I'm trying to program an API for discord and I need to retrieve two pieces of information out of the HTML code of the web page https://myanimelist.net/character/214 (and other similar pages with URLs of the form https://myanimelist.net/character/N
for integers N), specifically the URL of the Character Picture (in this case https://cdn.myanimelist.net/images/characters/14/54554.jpg
) and the name of the character (in this case Youji Kudou). Afterwards I need to save those two pieces of information to JSON.
I am using HTMLAgilityPack for this, yet I can't quite see through it. The following is my first attempt:
public static void Main()
{
var html = "https://myanimelist.net/character/214";
HtmlWeb web = new HtmlWeb();
var htmlDoc = web.Load(html);
var htmlNodes = htmlDoc.DocumentNode.SelectNodes("//body");
foreach (var node in htmlNodes.Descendants("tr/td/div/a/img"))
{
Console.WriteLine(node.InnerHtml);
}
}
Unfortunately, this produces no output. If I followed the path correctly (which is probably the first mistake) it should be "tr/td/div/a/img". I get no errors, it runs, yet I get no output.
My second attempt is:
public static void Main()
{
var html = "https://myanimelist.net/character/214";
HtmlWeb web = new HtmlWeb();
var htmlDoc = web.Load(html);
var htmlNodes = htmlDoc.DocumentNode.SelectNodes("//body");
HtmlAgilityPack.HtmlDocument doc = new HtmlAgilityPack.HtmlDocument();
var script = htmlDoc.DocumentNode.Descendants()
.Where(n => n.Name == "tr/td/a/img")
.First().InnerText;
// Return the data of spect and stringify it into a proper JSON object
var engine = new Jurassic.ScriptEngine();
var result = engine.Evaluate("(function() { " + script + " return src; })()");
var json = JSONObject.Stringify(engine, result);
Console.WriteLine(json);
Console.ReadKey();
}
But this also doesn't work.
How can I extract the required information?
EDIT:
So, I've come quite further now, and I've found a solution to finding the link. It was rather simple. But now I'm stuck with finding the name of the character. The website is structured the same on every other link there is (changing the last number) so, I want to find many different ones via for loop.
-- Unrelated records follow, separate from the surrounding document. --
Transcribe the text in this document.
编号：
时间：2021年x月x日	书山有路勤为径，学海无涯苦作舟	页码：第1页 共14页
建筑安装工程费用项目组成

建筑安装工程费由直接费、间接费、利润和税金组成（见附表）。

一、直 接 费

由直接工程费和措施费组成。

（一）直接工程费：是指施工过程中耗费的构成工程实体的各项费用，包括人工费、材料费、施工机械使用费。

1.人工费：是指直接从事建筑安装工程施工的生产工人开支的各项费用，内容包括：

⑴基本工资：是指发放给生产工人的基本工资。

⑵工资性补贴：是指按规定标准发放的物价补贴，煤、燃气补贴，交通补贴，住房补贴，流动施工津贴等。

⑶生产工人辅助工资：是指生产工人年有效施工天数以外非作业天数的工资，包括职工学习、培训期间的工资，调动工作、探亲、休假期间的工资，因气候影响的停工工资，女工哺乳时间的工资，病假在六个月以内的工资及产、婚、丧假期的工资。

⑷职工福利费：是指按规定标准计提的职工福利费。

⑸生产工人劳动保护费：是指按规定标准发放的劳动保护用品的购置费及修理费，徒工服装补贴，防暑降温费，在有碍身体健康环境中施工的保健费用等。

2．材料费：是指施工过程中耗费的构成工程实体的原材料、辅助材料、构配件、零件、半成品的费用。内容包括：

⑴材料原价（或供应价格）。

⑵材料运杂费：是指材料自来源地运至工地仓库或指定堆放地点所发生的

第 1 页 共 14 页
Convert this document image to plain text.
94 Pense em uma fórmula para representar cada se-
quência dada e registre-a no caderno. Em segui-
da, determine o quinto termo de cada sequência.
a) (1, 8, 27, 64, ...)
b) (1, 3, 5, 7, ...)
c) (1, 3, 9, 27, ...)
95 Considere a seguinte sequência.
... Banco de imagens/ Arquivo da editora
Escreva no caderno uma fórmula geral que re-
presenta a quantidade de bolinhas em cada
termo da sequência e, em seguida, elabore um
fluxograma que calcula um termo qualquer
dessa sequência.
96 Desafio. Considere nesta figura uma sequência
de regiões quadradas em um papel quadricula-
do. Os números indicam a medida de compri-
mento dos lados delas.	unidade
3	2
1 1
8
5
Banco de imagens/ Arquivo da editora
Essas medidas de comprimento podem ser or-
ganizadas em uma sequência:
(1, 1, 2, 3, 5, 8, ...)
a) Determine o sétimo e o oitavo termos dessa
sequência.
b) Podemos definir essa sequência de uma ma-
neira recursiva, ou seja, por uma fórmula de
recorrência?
Here's how I tried to do it:
for (int i = 1; i <= 1000; i++)
{
HtmlWeb web = new HtmlWeb();
var html = "https://myanimelist.net/character/" + i;
var htmlDoc = web.Load(html);
foreach (var item in htmlDoc.DocumentNode.SelectNodes("//*[@]"))
{
string n;
n = item.GetAttributeValue("src", "");
foreach (var item2 in htmlDoc.DocumentNode.SelectNodes("//*[@src and @alt='" + n + "']"))
{
Console.WriteLine(item2.GetAttributeValue("src", ""));
}
}
}
in the first foreach I would try to search for the name, which is concluded always at the same position (e.g http://prntscr.com/o1uo3c and http://prntscr.com/o1uo91 and to be specific: http://prntscr.com/o1xzbk) but I haven't found out how yet. Since the structure in the HTML doesn't have any body type I can follow up with. The second foreach loop is to search for the URL which works by now and the n should give me the name, so I can figure it out for each different character.